Pacing and Strategy:

I won’t lie, this is a slow game. Even knowing the rules the mechanic of one Main/one Secondary action means you aren’t going to do a lot of stuff during your turn. Add to that you only have about nine different cards in your deck  means you may go a few rounds with nothing to do (if you don’t have the right spell dice combination to perform actions). This is very much a thinking game and not one you really can just throw down cards at and hope to make a win. I’ll get more into this when I talk balance, but I’d really compare this more to a basic chess game than TCG. You have to know your opponents cards and think a few moves ahead, and when I didn’t do this I was decimated very easily.



This is my only gripe with the game, the balance is awful. The fact that it’s only 2-4 players just bugs me. Why not make it 5? That seems like it’d be more complete to me. Each Phoenixborn also has a very unique mechanic and set of cards. You have one that focuses on getting soldiers on the field, another that relies on dealing damage as it’s taken, one that conjures creatures that get stronger with each death of an opponent’s unit.
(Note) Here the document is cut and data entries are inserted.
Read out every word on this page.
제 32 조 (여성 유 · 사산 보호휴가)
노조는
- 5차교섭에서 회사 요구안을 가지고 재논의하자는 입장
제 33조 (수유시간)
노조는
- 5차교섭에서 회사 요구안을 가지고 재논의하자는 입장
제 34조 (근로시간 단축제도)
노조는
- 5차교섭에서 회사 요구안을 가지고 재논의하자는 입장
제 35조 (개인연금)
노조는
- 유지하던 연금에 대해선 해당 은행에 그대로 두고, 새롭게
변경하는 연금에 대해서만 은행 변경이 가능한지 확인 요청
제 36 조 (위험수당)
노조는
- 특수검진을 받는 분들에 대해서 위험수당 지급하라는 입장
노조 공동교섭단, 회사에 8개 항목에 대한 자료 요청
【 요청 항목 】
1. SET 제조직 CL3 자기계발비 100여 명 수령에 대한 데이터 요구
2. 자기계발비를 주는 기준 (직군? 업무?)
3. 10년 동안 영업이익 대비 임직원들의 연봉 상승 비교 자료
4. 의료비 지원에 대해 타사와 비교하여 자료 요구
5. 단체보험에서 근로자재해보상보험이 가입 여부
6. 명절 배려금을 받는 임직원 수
They all sound amazing on their own, but if you get a bad match up you’re literally going to play against your opposite. Both games I played were like this, in which there was no contest once we each saw the style of our decks. My first deck was geared to getting units on the field and my opponent specialized in exhausting enemy units. Think tapping enemy creatures in magic. So, I was able to get a good amount of creatures out that just sat there not able to do anything. The second game my creatures would get stronger each time I killed an enemy unit. However, each time I dealt damage to an enemy unit I received the same amount of damage to the unit of my opponent’s choosing! This made for a very long game of me taking 3-4 points of damage each round as I wasn’t able to really grow my conjurations. Very frustrating. This alone makes me very hesitant to add this game to my weekly game night.



Overall, Ashes: Rise of the Phoenixborn is a beautifully crafted game with a  lot of great things going for it. I suggest to make the game truly fun everyone drafts their decks rather than use the incredibly unbalanced pre-generated decks in the rule book.